Por João Oliveira
Provavelmente não existiriam algarismos suficientes no mundo se alguém quisesse escrever o número exato de anos de existência do castelo. Ele sempre existiu. O tamanho também era outro mistério pois, parecia aumentar quando uma tempestade noturna recheava a madrugada com seus trovões e, sempre, quando isso ocorria, uma de suas centenas de portas amanhecia aberta.
Posso explicar melhor essa situação estranha: algo, ou alguma coisa, saía do castelo após uma tormenta de raios.
Devo também alertar que essa história se passa em um lugar no futuro que aconteceu há muito tempo atrás e que as todas as pessoas, que moravam nas aldeias próximas ao castelo das mil portas, eram muito afetadas pelas notícias de novas portas abertas.
Lembro de um dia, logo cedo pela manhã, quando um habitante de umas das aldeias chegou assustado trazendo a notícia que uma porta havia amanhecido aberta. Todos ficaram muito apreensivos imaginando o que de lá teria emergido:
- Com certeza é um monstro que vai devorar nossas galinhas.
- Pode ser pior – disse outro – E se for a própria morte que vem nos pegar durante a noite?
Foram dias perturbadores até que todos novamente tomassem suas rotinas no campo novamente. Embora, posso lhe confessar, nunca mais foram os mesmos e sempre que algo estranho e desconhecido ocorria em suas vidas eles facilmente se assustavam.
Em outra ocasião, foi uma criança que trouxe o alerta, logo após uma noite de tormenta, que uma nova porta havia sido aberta no castelo. Nesse dia a surpresa causou comoção positiva, afinal, estava um dia de sol tão bonito que só poderia ter saído algo bom do castelo:
- Será que é um anjo que veio nos trazer suas bênçãos?
- Pode ser que seja a própria sorte que saiu para andar entre nós: sinal de boa colheita este ano.
Passados uns quinze dias, nada de fato grandioso ocorreu, e a vida seguiu seu rumo costumeiro. Mas, de fato, eles se tornaram mais alegres deste dia em diante.

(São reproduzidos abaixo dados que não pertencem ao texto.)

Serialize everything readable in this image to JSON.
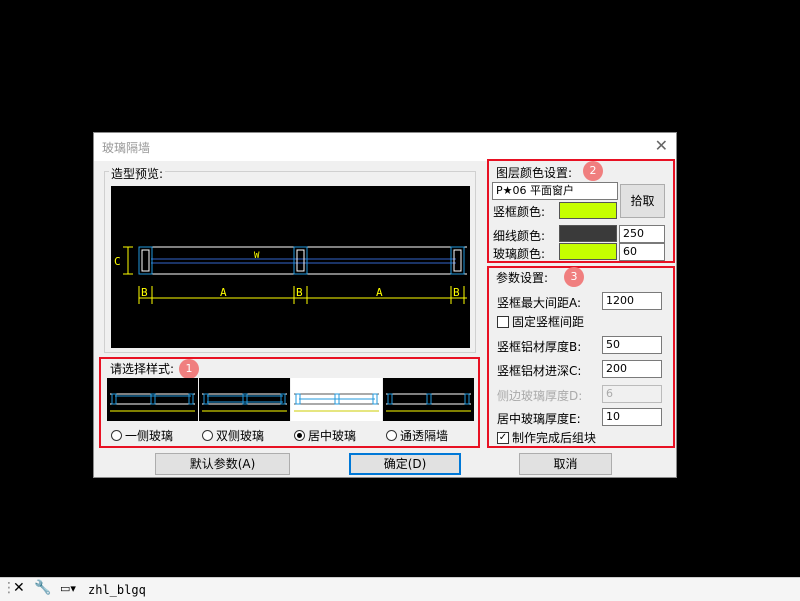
{
  "dialog": {
    "title": "玻璃隔墙",
    "close_icon": "close-icon"
  },
  "preview": {
    "label": "造型预览:",
    "dims": {
      "c": "C",
      "b": "B",
      "a": "A",
      "w": "W"
    }
  },
  "style_section": {
    "label": "请选择样式:",
    "badge": "1",
    "options": [
      {
        "label": "一侧玻璃",
        "selected": false
      },
      {
        "label": "双侧玻璃",
        "selected": false
      },
      {
        "label": "居中玻璃",
        "selected": true
      },
      {
        "label": "通透隔墙",
        "selected": false
      }
    ]
  },
  "layer_section": {
    "label": "图层颜色设置:",
    "badge": "2",
    "layer_value": "P★06 平面窗户",
    "pick_button": "拾取",
    "frame_color_label": "竖框颜色:",
    "frame_color": "#c6ff00",
    "line_color_label": "细线颜色:",
    "line_color": "#3a3a3a",
    "line_color_value": "250",
    "glass_color_label": "玻璃颜色:",
    "glass_color": "#c6ff00",
    "glass_color_value": "60"
  },
  "param_section": {
    "label": "参数设置:",
    "badge": "3",
    "max_spacing_label": "竖框最大间距A:",
    "max_spacing_value": "1200",
    "fixed_spacing_label": "固定竖框间距",
    "fixed_spacing_checked": false,
    "thickness_label": "竖框铝材厚度B:",
    "thickness_value": "50",
    "depth_label": "竖框铝材进深C:",
    "depth_value": "200",
    "side_glass_label": "侧边玻璃厚度D:",
    "side_glass_value": "6",
    "center_glass_label": "居中玻璃厚度E:",
    "center_glass_value": "10",
    "group_label": "制作完成后组块",
    "group_checked": true
  },
  "buttons": {
    "default_params": "默认参数(A)",
    "ok": "确定(D)",
    "cancel": "取消"
  },
  "statusbar": {
    "command": "zhl_blgq"
  }
}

Estranho foi quando o senhorio da vila próxima ao rio chegou a cavalo alardeando que uma porta enorme havia amanhecido aberta. As pessoas ficaram indignadas com a notícia e demonstraram isso com aspereza:
- Essas portas também vivem abrindo e de lá nada de fato sai. Nada de útil para nós.
- Devíamos é tocar fogo nesse castelo inútil.
Claro, que, como pode imaginar, em poucas semanas a rotina absorveu esses pensamentos e, de resto, posso afirmar que eles (até hoje) ainda se irritam com algo que os incomoda.
É possível que você já tenha percebido que, nessa curta metáfora, foram as emoções que surgiram após as diferentes tempestades. E, se possui uma imaginação fértil, já fez a conexão entre o castelo e as pessoas que mantém os corações com suas portas fechadas.
Não há como aprisionar as emoções. Elas foram criadas para serem vivenciadas e, com o tempo certo, cada uma delas irá se tornar parte da memória. Boa ou má, a emoção será internalizada e se tornará parte do que somos e sempre seremos.
Manter as portas do coração fechadas até que uma tempestade as abra fazendo surgir uma forte emoção não é o melhor que podemos fazer. É lógico também pensar que ninguém possui as chaves para entrar e sair quando quiser e, é certo que, alguns arrombamentos e explosões irão ocorrer. No entanto, é justamente isso que nos faz humanos: sermos capazes de vivenciar e superar mesmo as emoções negativas mais marcantes em nossas vidas.